Vladimir Platonow
Repórter da Agência Brasil
Rio de Janeiro – Os eleitores do Complexo do Alemão, na zona norte do Rio, votaram pela primeira vez, em muitos anos, sem a influência direta do tráfico de drogas. Com a região beneficiada por quatro unidades de Polícia Pacificadora (UPPs) em maio deste ano, os moradores foram às urnas desde cedo, para eleger o prefeito e vereadores.

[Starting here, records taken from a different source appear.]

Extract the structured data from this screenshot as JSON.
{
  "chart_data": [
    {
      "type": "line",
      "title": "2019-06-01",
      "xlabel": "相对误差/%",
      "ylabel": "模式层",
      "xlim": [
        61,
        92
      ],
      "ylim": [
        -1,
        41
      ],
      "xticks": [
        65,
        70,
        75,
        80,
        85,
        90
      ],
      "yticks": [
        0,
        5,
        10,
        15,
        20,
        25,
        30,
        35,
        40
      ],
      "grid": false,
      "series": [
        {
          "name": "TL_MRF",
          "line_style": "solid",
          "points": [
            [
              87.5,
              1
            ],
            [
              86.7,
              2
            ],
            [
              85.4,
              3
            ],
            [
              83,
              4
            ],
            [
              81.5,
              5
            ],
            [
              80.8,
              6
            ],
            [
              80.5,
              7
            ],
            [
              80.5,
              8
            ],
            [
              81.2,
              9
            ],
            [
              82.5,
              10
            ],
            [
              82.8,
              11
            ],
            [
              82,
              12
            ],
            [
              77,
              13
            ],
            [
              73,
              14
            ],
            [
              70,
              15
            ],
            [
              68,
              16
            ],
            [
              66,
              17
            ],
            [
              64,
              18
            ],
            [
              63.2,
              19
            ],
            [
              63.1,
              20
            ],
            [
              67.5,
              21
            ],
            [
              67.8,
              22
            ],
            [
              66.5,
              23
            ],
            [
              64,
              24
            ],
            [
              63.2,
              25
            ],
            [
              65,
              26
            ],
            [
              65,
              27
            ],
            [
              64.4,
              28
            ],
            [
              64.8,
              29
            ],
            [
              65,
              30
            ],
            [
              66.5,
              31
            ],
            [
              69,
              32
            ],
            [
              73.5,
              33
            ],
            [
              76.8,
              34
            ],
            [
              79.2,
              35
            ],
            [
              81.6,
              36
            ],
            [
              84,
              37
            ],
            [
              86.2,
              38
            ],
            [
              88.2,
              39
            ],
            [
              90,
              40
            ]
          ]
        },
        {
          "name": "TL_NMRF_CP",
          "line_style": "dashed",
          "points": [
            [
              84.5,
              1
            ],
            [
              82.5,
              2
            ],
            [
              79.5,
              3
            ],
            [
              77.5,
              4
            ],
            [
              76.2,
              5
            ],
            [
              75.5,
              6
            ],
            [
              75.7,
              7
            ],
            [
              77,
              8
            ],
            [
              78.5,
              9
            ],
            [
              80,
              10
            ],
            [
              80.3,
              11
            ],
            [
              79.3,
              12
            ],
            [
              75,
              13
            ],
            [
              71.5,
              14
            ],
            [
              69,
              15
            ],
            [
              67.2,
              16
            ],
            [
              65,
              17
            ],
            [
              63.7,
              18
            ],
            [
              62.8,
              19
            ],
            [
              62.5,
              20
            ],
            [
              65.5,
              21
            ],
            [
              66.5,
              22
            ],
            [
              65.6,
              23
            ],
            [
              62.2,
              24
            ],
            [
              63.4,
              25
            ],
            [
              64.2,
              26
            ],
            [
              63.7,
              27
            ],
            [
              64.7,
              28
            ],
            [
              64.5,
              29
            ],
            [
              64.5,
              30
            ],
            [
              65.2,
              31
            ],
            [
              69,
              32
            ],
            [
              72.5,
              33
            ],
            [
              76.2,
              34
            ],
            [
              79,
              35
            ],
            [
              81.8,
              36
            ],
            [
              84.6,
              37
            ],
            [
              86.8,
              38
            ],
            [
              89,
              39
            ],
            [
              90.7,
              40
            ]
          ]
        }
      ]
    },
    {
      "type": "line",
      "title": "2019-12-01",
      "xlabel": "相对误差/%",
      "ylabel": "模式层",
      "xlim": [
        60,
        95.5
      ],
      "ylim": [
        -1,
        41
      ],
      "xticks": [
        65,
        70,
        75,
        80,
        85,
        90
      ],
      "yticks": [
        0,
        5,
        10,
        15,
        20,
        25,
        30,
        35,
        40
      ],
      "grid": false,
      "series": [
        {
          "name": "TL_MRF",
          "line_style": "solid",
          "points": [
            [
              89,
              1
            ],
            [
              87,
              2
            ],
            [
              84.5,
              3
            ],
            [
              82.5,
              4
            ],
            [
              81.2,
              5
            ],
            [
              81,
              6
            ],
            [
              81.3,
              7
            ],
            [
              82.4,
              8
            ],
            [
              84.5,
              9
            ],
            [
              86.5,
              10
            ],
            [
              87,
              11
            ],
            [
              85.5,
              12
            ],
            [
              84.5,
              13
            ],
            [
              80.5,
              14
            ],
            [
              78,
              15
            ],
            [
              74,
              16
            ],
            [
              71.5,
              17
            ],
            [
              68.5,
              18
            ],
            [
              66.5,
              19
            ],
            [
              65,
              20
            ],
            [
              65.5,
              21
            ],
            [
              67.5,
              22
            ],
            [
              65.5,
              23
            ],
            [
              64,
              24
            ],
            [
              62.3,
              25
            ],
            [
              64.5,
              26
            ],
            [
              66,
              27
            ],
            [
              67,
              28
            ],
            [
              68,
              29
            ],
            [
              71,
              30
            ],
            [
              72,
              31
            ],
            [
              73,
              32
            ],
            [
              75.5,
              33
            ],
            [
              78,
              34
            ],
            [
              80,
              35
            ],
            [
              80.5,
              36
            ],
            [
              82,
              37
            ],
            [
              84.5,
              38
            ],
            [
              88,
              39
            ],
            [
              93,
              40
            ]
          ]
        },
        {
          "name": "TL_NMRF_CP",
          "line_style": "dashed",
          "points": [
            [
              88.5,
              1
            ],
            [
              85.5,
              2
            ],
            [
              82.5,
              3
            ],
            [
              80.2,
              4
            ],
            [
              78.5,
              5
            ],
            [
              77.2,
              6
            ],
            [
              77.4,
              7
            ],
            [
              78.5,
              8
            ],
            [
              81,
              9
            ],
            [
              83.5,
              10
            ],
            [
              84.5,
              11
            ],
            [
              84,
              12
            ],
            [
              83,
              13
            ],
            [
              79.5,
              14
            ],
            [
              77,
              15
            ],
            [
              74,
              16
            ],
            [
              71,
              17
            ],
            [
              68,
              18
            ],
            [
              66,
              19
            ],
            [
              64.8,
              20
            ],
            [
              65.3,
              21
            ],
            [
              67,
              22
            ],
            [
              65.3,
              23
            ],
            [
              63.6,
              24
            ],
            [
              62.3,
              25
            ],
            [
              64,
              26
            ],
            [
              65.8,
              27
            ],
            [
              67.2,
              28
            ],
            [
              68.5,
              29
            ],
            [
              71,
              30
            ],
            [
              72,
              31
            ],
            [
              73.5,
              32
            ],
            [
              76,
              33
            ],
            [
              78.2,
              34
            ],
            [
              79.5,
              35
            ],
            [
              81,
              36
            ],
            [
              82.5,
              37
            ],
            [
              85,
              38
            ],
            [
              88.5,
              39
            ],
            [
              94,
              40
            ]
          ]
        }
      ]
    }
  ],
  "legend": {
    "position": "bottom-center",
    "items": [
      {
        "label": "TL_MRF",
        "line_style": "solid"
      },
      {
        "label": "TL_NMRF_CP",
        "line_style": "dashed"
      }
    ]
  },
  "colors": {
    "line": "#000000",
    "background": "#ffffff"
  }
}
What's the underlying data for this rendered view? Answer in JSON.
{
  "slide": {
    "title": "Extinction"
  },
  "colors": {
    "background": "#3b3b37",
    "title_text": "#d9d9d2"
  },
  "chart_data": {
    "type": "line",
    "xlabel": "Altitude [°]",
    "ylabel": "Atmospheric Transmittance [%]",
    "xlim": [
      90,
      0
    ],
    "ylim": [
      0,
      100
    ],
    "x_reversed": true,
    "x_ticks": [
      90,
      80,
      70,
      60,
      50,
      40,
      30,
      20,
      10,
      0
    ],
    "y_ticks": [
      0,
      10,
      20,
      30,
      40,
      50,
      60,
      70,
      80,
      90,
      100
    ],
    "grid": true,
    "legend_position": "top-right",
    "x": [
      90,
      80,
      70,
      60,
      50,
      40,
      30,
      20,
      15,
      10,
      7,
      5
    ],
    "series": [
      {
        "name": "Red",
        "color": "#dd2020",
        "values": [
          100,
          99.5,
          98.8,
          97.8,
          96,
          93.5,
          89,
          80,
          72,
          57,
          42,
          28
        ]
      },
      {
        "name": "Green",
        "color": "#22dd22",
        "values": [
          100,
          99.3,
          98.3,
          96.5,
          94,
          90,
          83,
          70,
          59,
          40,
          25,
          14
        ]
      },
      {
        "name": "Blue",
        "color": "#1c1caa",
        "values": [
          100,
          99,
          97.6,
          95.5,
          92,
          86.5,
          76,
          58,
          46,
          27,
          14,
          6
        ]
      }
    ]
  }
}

As principais ruas do conjunto de favelas amanheceram cobertas por um verdadeiro tapete de folhetos e santinhos de candidatos. Em muros, grades e janelas das casas, cartazes com nomes de diversos partidos demonstravam que os traficantes não exercem seu poder de intimidação como em anos atrás. Em passado recente só políticos alinhados com os criminosos podiam fazer campanha na região.
Espalhados pelas esquinas ou circulando de carro pelas ruas internas, equipes de policiais militares acompanhavam o movimento de eleitores, sem agir diretamente contra a distribuição de santinhos por cabos eleitorais, que abordavam eleitores de forma discreta, a fim de não serem flagrados pela fiscalização.
Mesmo com o novo esquema de segurança, o temor em falar abertamente com a imprensa ainda é quase uma regra. Quem se dispõe a conversar, geralmente pede para não ter o nome publicado ou não fala sobre assuntos de segurança.
“Está tudo tranquilo. Todo mundo está numa boa. Um ótimo domingo”, limitou-se a dizer um morador, que trabalha de marceneiro. Outro eleitor aceitou dar o nome, mas desconversou quando a pergunta foi sobre a influência das UPPs na comunidade: “Sobre isso aí, é melhor não falar nada”, disse o pintor Carlos Henrique.
Fora das vielas internas, caminhando pela avenida principal, mais à vontade, a dona de casa Maura Regina falou como eram as eleições anteriores, quando imperava o poder do tráfico. “Antes era muito tumultuado. Agora não, está mais calmo. A gente pode andar na rua com tranquilidade”, disse ela.
Ao lado do Complexo do Alemão, outra comunidade que recebeu recentemente uma UPP é a Vila Cruzeiro. Nas ruas é possível entrar e fazer fotos, mas os moradores continuam inseguros em falar com a imprensa.
Enquanto descansava sob uma árvore, o alagoano José Paulo dos Santos, falou o que achava dos políticos. “Eu voto porque é obrigatório. Mas depois a gente vê os políticos meterem a mão no dinheiro público e perde a confiança”, disse Santos, que encerrou a conversa quando o rumo derivou para o papel das UPPs na região: “Desse assunto eu não sei nada não”.
Mais relaxados, um grupo de jovens bebia cerveja em um bar próximo. Depois de falarem sobre as aventuras do craque Adriano do Flamengo, que volta e meia aparece por ali, onde se criou, os moradores disseram que votaram todos em uma candidata à reeleição que mantém permanentemente um centro social na comunidade.
“Minha mãe não enxergava um palmo. Passou a ver tudo, depois que ganhou um óculos da vereadora”, disse Fernando da Costa, que foi logo apoiado pelo primo José Leandro: “E a minha mãe arrancou dente e botou uma dentadura”, disse ele, apontando para o centro social, onde também é possível cortar cabelo e até fazer massagem. Tudo de graça.